Une œuvre sera médiocre par manque de savoir-faire ou par manque d’originalité. Le savoir-faire se travaille, dans une certaine mesure. L’originalité est un mur que l’on franchit ou non. Le photographe peut parfaire sa technique, mais aura toujours l’angoisse que ses clichés soient « clichés ».

Au sujet de la peinture de Bacon, Deleuze introduit la notion de cliché dans le passage suivant :

C’est une erreur de croire que le peintre est devant une surface blanche. La croyance figurative découle de cette erreur : en effet, si le peintre était devant une surface blanche, il pourrait y reproduire un objet extérieur fonctionnant comme modèle. Mais il n’en est pas ainsi. Le peintre a beaucoup de choses dans la tête, ou autour de lui, ou dans l’atelier. Or tout ce qu’il a dans la tête ou autour de lui est déjà dans la toile, plus ou moins virtuellement, plus ou moins actuellement, avant qu’il commence son travail. Tout cela est présent sur la toile, à titre d’images, actuelles ou virtuelles. Si bien que le peintre n’a pas à remplir une surface blanche, il aurait plutôt à vider, désencombrer, nettoyer. Il ne peint donc pas pour reproduire sur la toile un objet fonctionnant comme modèle, il peint sur des images déjà là, pour produire une toile dont le fonctionnement va renverser les rapports du modèle et de la copie. Bref, ce qu’il faut définir, ce sont toutes ces “ données ” qui sont sur la toile avant que le travail du peintre commence. Et parmi ces données, lesquelles sont un obstacle, lesquelles une aide, ou même les effets d’un travail préparatoire.

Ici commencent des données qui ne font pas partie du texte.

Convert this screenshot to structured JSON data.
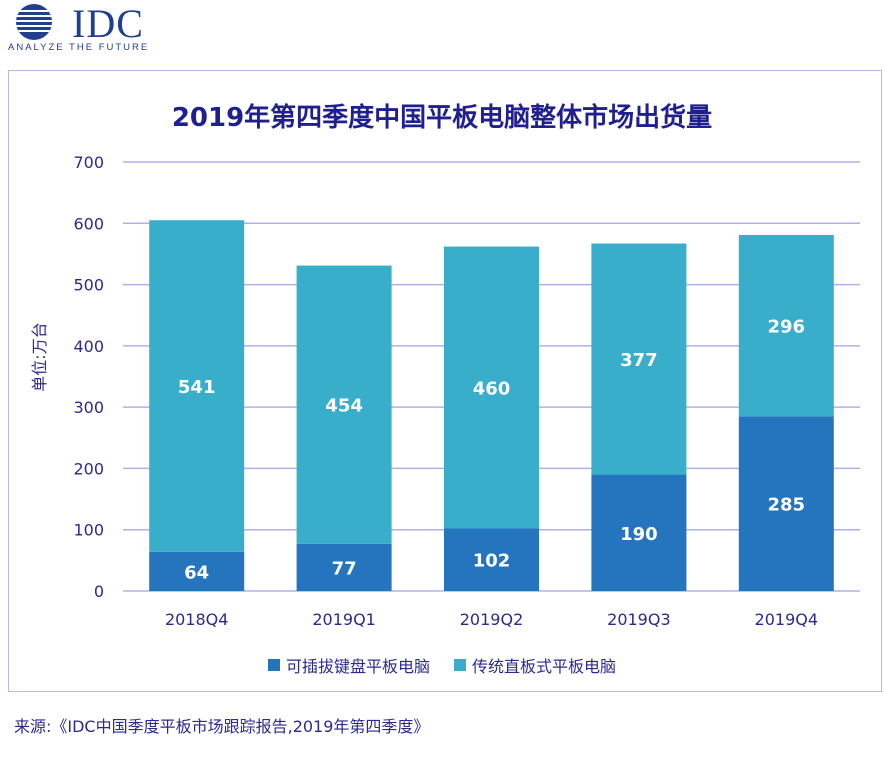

En premier lieu, il y a des données figuratives. La figuration existe, c’est un fait, elle est même préalable à la peinture. Nous sommes assiégés de photos qui sont des illustrations, de journaux qui sont des narrations, d’images-cinéma, d’images-télé. Il y a des clichés psychiques autant que physiques, perceptions toutes faites, souvenirs, fantasmes. Il y a là une expérience très importante pour le peintre : toute une catégorie de choses qu’on peut appeler “ clichés ” occupe déjà la toile, avant le commencement. C’est dramatique. Il semble que Cézanne ait effectivement traversé au plus haut point cette expérience dramatique : il y a toujours déjà des clichés sur la toile, et si le peintre se contente de transformer le cliché, de le déformer ou de le malmener, de le triturer dans tous les sens, c’est encore une réaction trop intellectuelle, trop abstraite, qui laisse le cliché renaître de ses cendres, qui laisse encore le peintre dans l’élément du cliché, ou qui ne lui donne pas d’autre consolation que la parodie.

Logique de la sensation, Deleuze, Éditions de la différence, 1996, p. 57.

Le peintre n’a pas à remplir une surface blanche, il aurait plutôt à vider, désencombrer, nettoyer. En lisant cette phrase, je me demande ce qu’il en est pour la photographie. Que peut le photographe face aux clichés ?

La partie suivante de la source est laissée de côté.